The AI hype-cyclone is bad, but so is the anti-AI witch hunt. Commits co-authored by Claude do not mean that a project has "abandoned engineering as a serious endeavor"

Would we say that accepting contributions from new developers means we've "abandoned engineering as a serious endeavor"? No.

Claude can write wrong code. New contributors can write wrong code. What matters is what you do with that code after it's been written.

@nedbat If this is in response to my toot about the CPython repo on GitHub, may I take the opportunity to respond?

If not, I apologize for interrupting.

@xgranade You may always respond. The quote was from a reply to you.

@nedbat Appreciated, thank you. And yes, I realize that was a reply; I read that as coming from a place of frustration (a place I share, for what it's worth) rather than a literal statement.

That said, and to the direct point that you made, I don't think that calling out the use of AI products is a witch-hunt. AI is an effort to undermine labor and enclose common infrastructure, and I believe it is a fair thing to believe that there's a proactive duty to resist the adoption of AI products.

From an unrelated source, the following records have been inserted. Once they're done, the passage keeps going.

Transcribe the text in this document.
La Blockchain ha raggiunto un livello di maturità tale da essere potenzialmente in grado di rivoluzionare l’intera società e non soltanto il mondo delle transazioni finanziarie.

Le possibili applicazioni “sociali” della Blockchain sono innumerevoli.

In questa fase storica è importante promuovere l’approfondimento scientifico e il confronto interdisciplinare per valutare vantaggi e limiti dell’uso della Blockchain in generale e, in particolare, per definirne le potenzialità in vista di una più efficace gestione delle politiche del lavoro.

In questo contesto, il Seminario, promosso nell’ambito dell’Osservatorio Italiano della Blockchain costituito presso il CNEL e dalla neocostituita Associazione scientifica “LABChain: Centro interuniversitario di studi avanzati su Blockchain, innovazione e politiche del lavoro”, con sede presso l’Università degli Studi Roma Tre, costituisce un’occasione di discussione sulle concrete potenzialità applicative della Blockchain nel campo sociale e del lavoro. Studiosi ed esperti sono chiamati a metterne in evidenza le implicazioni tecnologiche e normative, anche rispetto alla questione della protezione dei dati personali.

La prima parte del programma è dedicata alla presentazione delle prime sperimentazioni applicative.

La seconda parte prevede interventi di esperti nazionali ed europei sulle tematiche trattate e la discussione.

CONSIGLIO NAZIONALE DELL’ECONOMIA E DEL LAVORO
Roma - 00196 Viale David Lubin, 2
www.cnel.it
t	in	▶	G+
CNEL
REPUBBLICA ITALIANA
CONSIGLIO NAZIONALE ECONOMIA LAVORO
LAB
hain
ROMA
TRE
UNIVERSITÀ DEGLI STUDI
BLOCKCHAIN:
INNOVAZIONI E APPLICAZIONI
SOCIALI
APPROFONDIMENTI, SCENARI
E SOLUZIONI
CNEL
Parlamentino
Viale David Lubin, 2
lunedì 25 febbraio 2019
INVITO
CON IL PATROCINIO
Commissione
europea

@xgranade I took the statement as sincere, because how else would I know how to take it? There are many concerns about AI, many of which I share. It not helping address those concerns by making hyperbolic statements that discard the work of a highly qualified and dedicated core team. They aren't vibecoding.

@nedbat Something can be sincere without being literal? Frustration is a very valid emotion, to be sure, and watching tools that have *zero* appropriate uses being included in open source projects is a deeply frustrating thing to see.

With respect to the core team, I understand, which is why I was clear to point out that this is a systemic issue. The engineering standards set by Python cannot be completely upheld no matter how competent the core team is so long as PSF *policy* allows AI.

@nedbat Regardless, that's all why I got into replies and asked people to not pick on individuals, or even Python. My toot was, as I mentioned several times, by way of using Python as an example of a broader problem.